Oh, Merry Christmas, everyone.
Could it be magic?
Riding home today and the song, seemingly chosen at random, completed a perfect storm of factors: it is the day before Christmas and I am far removed from the one I might choose to spend it with, yet somehow feel as close to her as I ever have. I’ve had two hours of sleep and fifteen cups of coffee and only a day-old bran muffin to stem the caffeine’s tide. I’ve been spoiled with the unexpected mid-day lilt of her voice, longer than usual because she has locked her keys in the car and needs to remain onsite to wait for the locksmith and Barry Manilow.
I know something in my life has changed when I hit repeat on Spotify because I want to glean some insight into the ways of life and love from a pop song first made popular in the middle years of my childhood.
I literally caught myself texting the lyrics to her when, in a rare moment of restraint, I grabbed me by the imaginary lapels, smacked myself upside the face and head, and with a stern rebuke gave the order to, “Get a hold of yourself, man. Put on the Cro-Mags or 7 Seconds, for god’s sake.” But I would have none of it. I made a compromise. I erased the text message. But I played “Could It Be Magic” on repeat until I removed the headphones from my ears upon entering my apartment.
I’ve always had a weakness for syrup and a melody.
“I didn’t say you’re not smart, I said you’re not an intellectual.”
This is why you don’t talk when you’re even slightly annoyed. It’s never correct to say, “That’s because you are not an intellectual.”
English isn’t her first language, so that kind of nuance is misplaced. This is how it started: she said she looked fat in her new bikini. For the record, the correct reply to that assertion is, “No you don’t. You look like a wet seal if it had to wear a two-piece.” What you don’t say is, “I feel fat, too.”
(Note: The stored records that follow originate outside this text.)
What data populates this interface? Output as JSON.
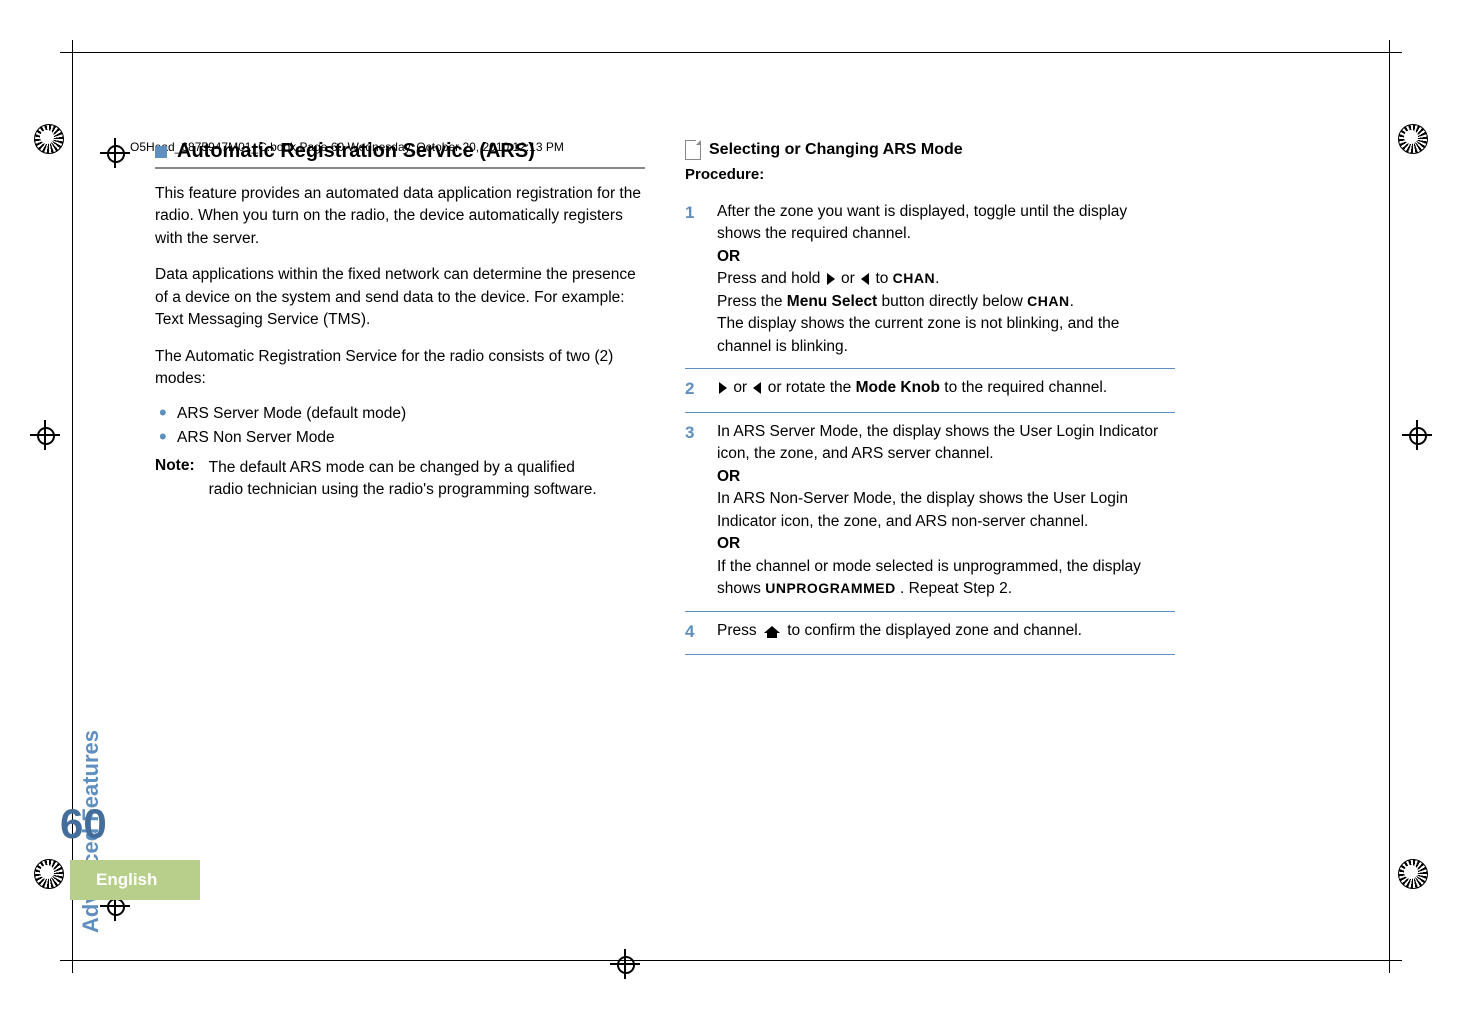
{
  "running_header": "O5Head_6875947M01_C.book  Page 60  Wednesday, October 20, 2010  12:13 PM",
  "sidebar": {
    "section_label": "Advanced Features",
    "page_number": "60",
    "language": "English"
  },
  "left": {
    "section_title": "Automatic Registration Service (ARS)",
    "para1": "This feature provides an automated data application registration for the radio. When you turn on the radio, the device automatically registers with the server.",
    "para2": "Data applications within the fixed network can determine the presence of a device on the system and send data to the device. For example: Text Messaging Service (TMS).",
    "para3": "The Automatic Registration Service for the radio consists of two (2) modes:",
    "bullet1": "ARS Server Mode (default mode)",
    "bullet2": "ARS Non Server Mode",
    "note_label": "Note:",
    "note_body": "The default ARS mode can be changed by a qualified radio technician using the radio's programming software."
  },
  "right": {
    "sub_title": "Selecting or Changing ARS Mode",
    "procedure_label": "Procedure:",
    "step1": {
      "num": "1",
      "line1": "After the zone you want is displayed, toggle until the display shows the required channel.",
      "or1": "OR",
      "line2a": "Press and hold ",
      "line2b": " or ",
      "line2c": " to ",
      "chan": "CHAN",
      "period": ".",
      "line3a": "Press the ",
      "menu_select": "Menu Select",
      "line3b": " button directly below ",
      "line4": "The display shows the current zone is not blinking, and the channel is blinking."
    },
    "step2": {
      "num": "2",
      "text_a": " or ",
      "text_b": " or rotate the ",
      "mode_knob": "Mode Knob",
      "text_c": " to the required channel."
    },
    "step3": {
      "num": "3",
      "l1": "In ARS Server Mode, the display shows the User Login Indicator icon, the zone, and ARS server channel.",
      "or1": "OR",
      "l2": "In ARS Non-Server Mode, the display shows the User Login Indicator icon, the zone, and ARS non-server channel.",
      "or2": "OR",
      "l3a": "If the channel or mode selected is unprogrammed, the display shows ",
      "unprog": "UNPROGRAMMED",
      "l3b": ". Repeat Step 2."
    },
    "step4": {
      "num": "4",
      "text_a": "Press ",
      "text_b": " to confirm the displayed zone and channel."
    }
  }
}
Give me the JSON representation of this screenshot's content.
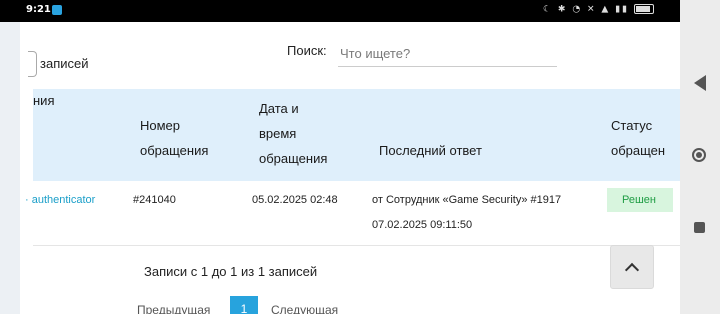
{
  "status_bar": {
    "time": "9:21",
    "icons": "☾ ✱ ◔ ✕ ▲ ▮▮",
    "battery": "97"
  },
  "length_control": {
    "label": "записей"
  },
  "search": {
    "label": "Поиск:",
    "placeholder": "Что ищете?"
  },
  "table": {
    "headers": [
      {
        "lines": [
          "",
          "",
          "ния"
        ]
      },
      {
        "lines": [
          "",
          "Номер",
          "обращения"
        ]
      },
      {
        "lines": [
          "Дата и",
          "время",
          "обращения"
        ]
      },
      {
        "lines": [
          "",
          "",
          "Последний ответ"
        ]
      },
      {
        "lines": [
          "",
          "Статус",
          "обращен"
        ]
      }
    ],
    "rows": [
      {
        "subject": "authenticator",
        "number": "#241040",
        "date": "05.02.2025 02:48",
        "last_reply_line1": "от Сотрудник «Game Security» #1917",
        "last_reply_line2": "07.02.2025 09:11:50",
        "status": "Решен"
      }
    ]
  },
  "pagination": {
    "info": "Записи с 1 до 1 из 1 записей",
    "prev": "Предыдущая",
    "current_page": "1",
    "next": "Следующая"
  },
  "colors": {
    "header_bg": "#dfeffb",
    "link": "#1b9fc9",
    "status_bg": "#d8f5de",
    "status_text": "#1f9d44",
    "page_active": "#27a3dd"
  }
}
Later, when she says, “You just called me stupid,” even though what you actually said was, “You’re not an intellectual,” don’t respond with, “What I meant was, you’re more corporeal than cerebral.” And when she says, “What?” you definitely don’t double down and try to explain.
That’s not when you remind her that she’s from Europe. You don’t say, “You grew up behind the Iron Curtain,” or, “Romania is a second-world country.” It’s really not the best idea. It’s not even a good idea.
I thought it was funny in real time. She didn’t think so.
A complicated mess
There’s a certain beauty to being alone. A comfort. I wake up with me. I went to bed with me. Whatever I was missing is the same at 4:30 am as it was at 1. It’s quieter now. The kids went to school a little earlier and were yelling. Kids are weird. They’re perfect or atrocious. I like the way life feels right now. I like the way kids sound. I like the motion of the moon across the sky. I like the birds that aren’t endemic. I like you.
Things change though. Love becomes hate. People don’t change, really. So what changed? Perception, most likely. If I could give anything, I would go back in time to the place that was gentle. The place where you found easiness. This fucking complicated mess is a complicated mess. I still love you. I still love everything, And it’s a complicated mess.
Steep, calamitous, and quick
I’m not sure if the correct term is meta, or post-modern, or post-whatever. But this is definitely aware of itself. I’m not sure why I torture myself. Thinking about you, about us, is like playing with a sore in your mouth or a loose tooth that hasn’t yet given way. I like to be aware that it’s there.
I know you think about our things. You wouldn’t be human if you didn’t. I’m also pretty sure you have come to some very different conclusions than I have.
Yours and my fall was steep, calamitous, and quick.
I was your best friend on August 1. We slept together for the last time on September 5. But by October, we were arms-length robots. My knowing exact dates shouldn’t surprise you. I’m not obsessed anymore than I normally would be. I just have one of those memories that you loved me for, and then hated me just as strongly for.